The Actress
She used to wear t-shirts and jeans, Imogen Moreno did. She used to let her hair fall down in plain strands, unhindered by barrettes or headbands . . . or cat ears, for that matter. Things used to embarrass her, make her feel uneasy and insecure, and she used to treat people with hesitation and caution.
She never knew what she wanted or how to get it, though. Never found that calling that you were supposed to find.
Maybe that's why she found herself so attracted to Eli Goldsworthy. She was feeling frustrated, scared that she would never understand herself. And he was something different, something she had never seen before. He wasn't like her, not at all. But then again, she didn't know what her was.
That's why she acted. It didn't give her any kind of thrill, didn't make her happy really. But it let her be different people. If she acted, there was no need to figure out who she was, because she was portraying a character. And Imogen was good at it, too. Not because she was passionate about it, not because she rehearsed her lines for hours on end every night.
Imogen Moreno was a good actress because Imogen Moreno didn't really exist. Imogen Moreno was a good actress because she had nothing to falter her characters, no words to disagree with their lines, no opinions to conflict theirs. No true personality to differ from her characters'.
She was a mold that shifted into whatever character she was playing at the time. Imogen became that character when she was on the stage. And, sooner or later, Imogen realized that pretending was the only way to be real.
She wasn't really sure when exactly it happened. Perhaps, the idea just came to her mind one day. But somewhere along the line, Imogen Moreno decided she was going to play a character all the time, on stage and off.
She was tired of only feeling alive when she could hide on stage, tired of being lifeless, dull the moment she stepped out of character. And that's when she remembered Eli Goldsworthy, the gothic, hearse-driving atheist who seemed to resemble a character even Imogen Moreno had never played before. He intrigued her, inspired her, stimulated her.

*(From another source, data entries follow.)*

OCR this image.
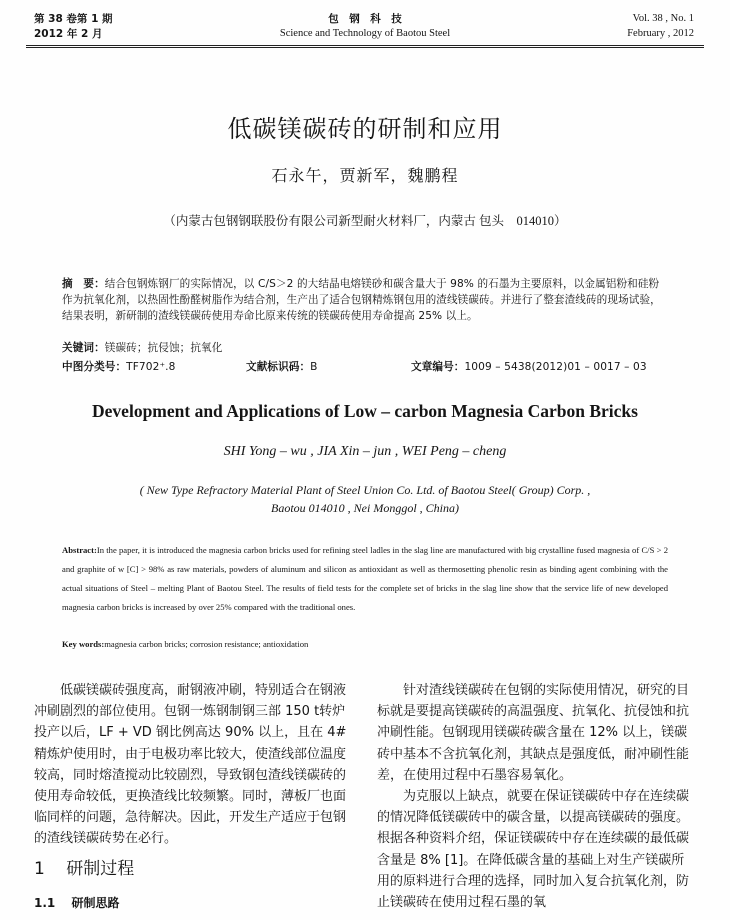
第 38 卷第 1 期
2012 年 2 月
包　钢　科　技
Science and Technology of Baotou Steel
Vol. 38 , No. 1
February , 2012
低碳镁碳砖的研制和应用
石永午，贾新军，魏鹏程
（内蒙古包钢钢联股份有限公司新型耐火材料厂，内蒙古 包头　014010）
摘　要：结合包钢炼钢厂的实际情况，以 C/S＞2 的大结晶电熔镁砂和碳含量大于 98% 的石墨为主要原料，以金属铝粉和硅粉作为抗氧化剂，以热固性酚醛树脂作为结合剂，生产出了适合包钢精炼钢包用的渣线镁碳砖。并进行了整套渣线砖的现场试验，结果表明，新研制的渣线镁碳砖使用寿命比原来传统的镁碳砖使用寿命提高 25% 以上。
关键词：镁碳砖；抗侵蚀；抗氧化
中图分类号：TF702⁺.8	文献标识码：B	文章编号：1009 – 5438(2012)01 – 0017 – 03
Development and Applications of Low – carbon Magnesia Carbon Bricks
SHI Yong – wu , JIA Xin – jun , WEI Peng – cheng
( New Type Refractory Material Plant of Steel Union Co. Ltd. of Baotou Steel( Group) Corp. ,
Baotou 014010 , Nei Monggol , China)
Abstract:In the paper, it is introduced the magnesia carbon bricks used for refining steel ladles in the slag line are manufactured with big crystalline fused magnesia of C/S > 2 and graphite of w [C] > 98% as raw materials, powders of aluminum and silicon as antioxidant as well as thermosetting phenolic resin as binding agent combining with the actual situations of Steel – melting Plant of Baotou Steel. The results of field tests for the complete set of bricks in the slag line show that the service life of new developed magnesia carbon bricks is increased by over 25% compared with the traditional ones.
Key words:magnesia carbon bricks; corrosion resistance; antioxidation

低碳镁碳砖强度高，耐钢液冲刷，特别适合在钢液冲刷剧烈的部位使用。包钢一炼钢制钢三部 150 t转炉投产以后，LF + VD 钢比例高达 90% 以上，且在 4#精炼炉使用时，由于电极功率比较大，使渣线部位温度较高，同时熔渣搅动比较剧烈，导致钢包渣线镁碳砖的使用寿命较低，更换渣线比较频繁。同时，薄板厂也面临同样的问题，急待解决。因此，开发生产适应于包钢的渣线镁碳砖势在必行。

1 研制过程
1.1 研制思路

针对渣线镁碳砖在包钢的实际使用情况，研究的目标就是要提高镁碳砖的高温强度、抗氧化、抗侵蚀和抗冲刷性能。包钢现用镁碳砖碳含量在 12% 以上，镁碳砖中基本不含抗氧化剂，其缺点是强度低，耐冲刷性能差，在使用过程中石墨容易氧化。

为克服以上缺点，就要在保证镁碳砖中存在连续碳的情况降低镁碳砖中的碳含量，以提高镁碳砖的强度。根据各种资料介绍，保证镁碳砖中存在连续碳的最低碳含量是 8% [1]。在降低碳含量的基础上对生产镁碳所用的原料进行合理的选择，同时加入复合抗氧化剂，防止镁碳砖在使用过程石墨的氧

He was the perfect costar, the perfect hero to stand alongside her. He was the perfectly written character, and all she had to do was mold into the perfect match. Because, as you know, Imogen Moreno was really good at molding.
And so, that's who she became. She smeared dark eyeliner and mascara over her eyes and pulled her hair back into flustered pigtails. She wore clothes that she imagined Eli Goldsworthy's perfect match would wear, tall laced boots and dotted nylons.
And suddenly, people knew her. Suddenly, Imogen Moreno became real, a name that people recognized. Imogen Moreno became someone.
She played the character of the dark and quirky girl who cared nothing of those around her. She played the character of the only one to stand by Eli Goldsworthy, even in his darkest hours. She played the role of Bianca DeSousa's only friend.
At one point, she even played the role of the girl playing the role of Clare Edwards. A role within a role. A dream within a dream. A girl within a girl . . . within an empty soul.
That was how she became someone, though. That was how she defined herself: simply whatever role the time required. And she hid behind those roles, terrified that one day she would have to face the fact that, no matter how she convinced those around her, Imogen Moreno would never understand who she was.
Imogen Moreno was nothing more than a mold that existed only through the people that she pretended to be.
Imogen Moreno existed in black lace and smeared mascara. Imogen Moreno existed through the green eyes of Eli Goldsworthy. Imogen Moreno existed as every character ever imagined.
But Imogen Moreno would never be discovered.